I found that most of the overhead in LuaJIT is caused when accessing the block information. I have a complex piece of Lua code (generated with Vult) that runs at ~25% (using the CPU meter in Rack) and goes down to ~5% when using the FFI. Other complex modules that I have tested have a similar performance.

This has some big disadvantages:

That said. This is how it works. I'm loading the FFI library in Lua and I'm creating the following piece of code:

local ffi = require("ffi")
ffi.cdef[[
   struct ProcessBlock {
      float sampleRate;
      float sampleTime;
      int bufferSize;
      float inputs[6][4096];
      float outputs[6][4096];
      float knobs[6];
      bool switches[6];
      float lights[6][3];
      float switchLights[6][3];};
]]

function castBlock(b)
   return ffi.cast('struct ProcessBlock*', b)
end

Check commit bdd1ff7 "Example on how to use the FFI in LuaJIT to increase the performance".

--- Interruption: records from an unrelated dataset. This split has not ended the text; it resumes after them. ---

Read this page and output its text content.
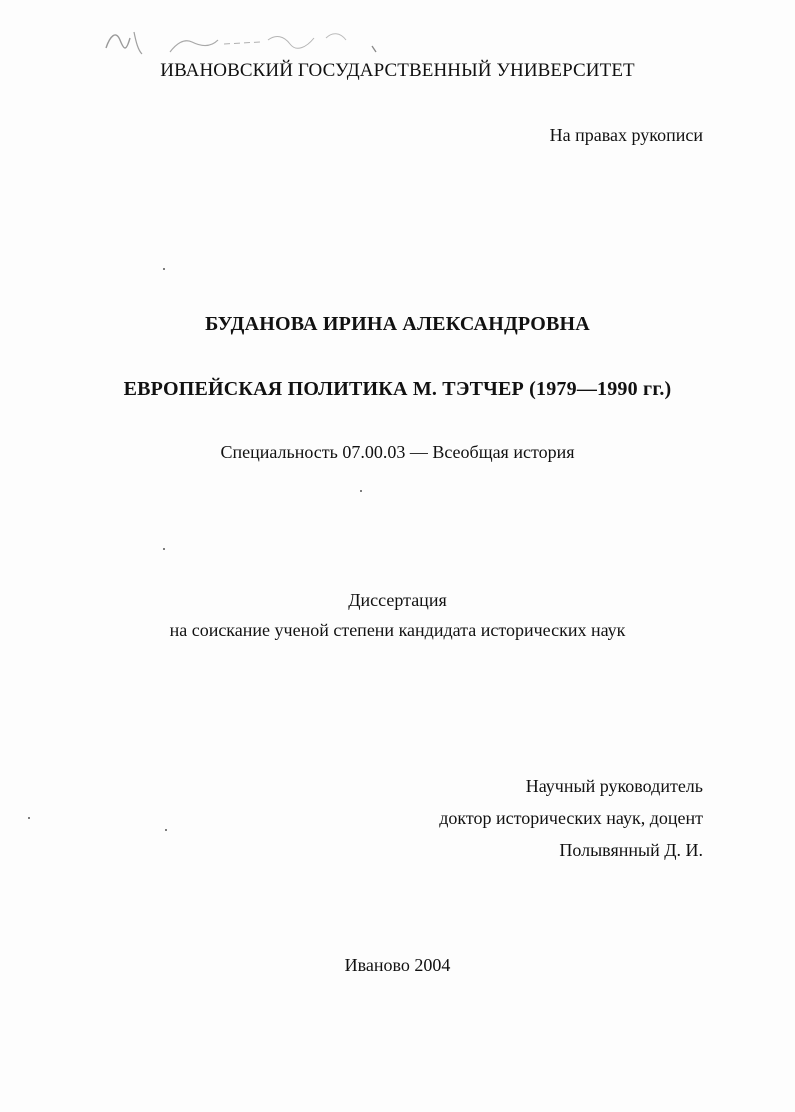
ИВАНОВСКИЙ ГОСУДАРСТВЕННЫЙ УНИВЕРСИТЕТ
На правах рукописи
БУДАНОВА ИРИНА АЛЕКСАНДРОВНА
ЕВРОПЕЙСКАЯ ПОЛИТИКА М. ТЭТЧЕР (1979—1990 гг.)
Специальность 07.00.03 — Всеобщая история
Диссертация
на соискание ученой степени кандидата исторических наук
Научный руководитель
доктор исторических наук, доцент
Полывянный Д. И.
Иваново 2004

The first part describes the ProcessBlock structure that way LuaJIT knows how to access it. The function is used to covert the C++ ProcessBlock pointer to a LuaJIT cdata.

Since my objective is to run Vult code translated to Lua I could work instead on adding support for Vult language. In that case I would use different API. Rather than having access to the arrays I would use functions. For example:

fun process(in1, in2) {
   val x = getKnob(0);
   _ = setLight(0, x);
   return x * (in1 + in2);
}
AndrewBelt commented 4 years ago

block.inputs[i][j] needs to be accessed with 0-based indices

Can't you just set float* array = &buffer[-1] so that array[1] refers to buffer[0]?

Memory protection is lost

That's probably fine since we now have a warning message that scripts don't run in a safe sandbox.

modlfo commented 4 years ago

@AndrewBelt I have implemented what you suggested and it works fine. The data inside the ProcessBlock can be accessed from the Lua side using 1-based indices. The existing examples work fine and my complex plugins run at a good speed.

teknico commented 4 years ago

Anything blocking this? A nice speedup would be helpful. Thanks.

AndrewBelt commented 4 years ago

Just reviewed, looks great! I like your use of LuaProcessBlock. One-indexed and as fast as any FFI access can be. Cleaned up the code a bit after rebasing.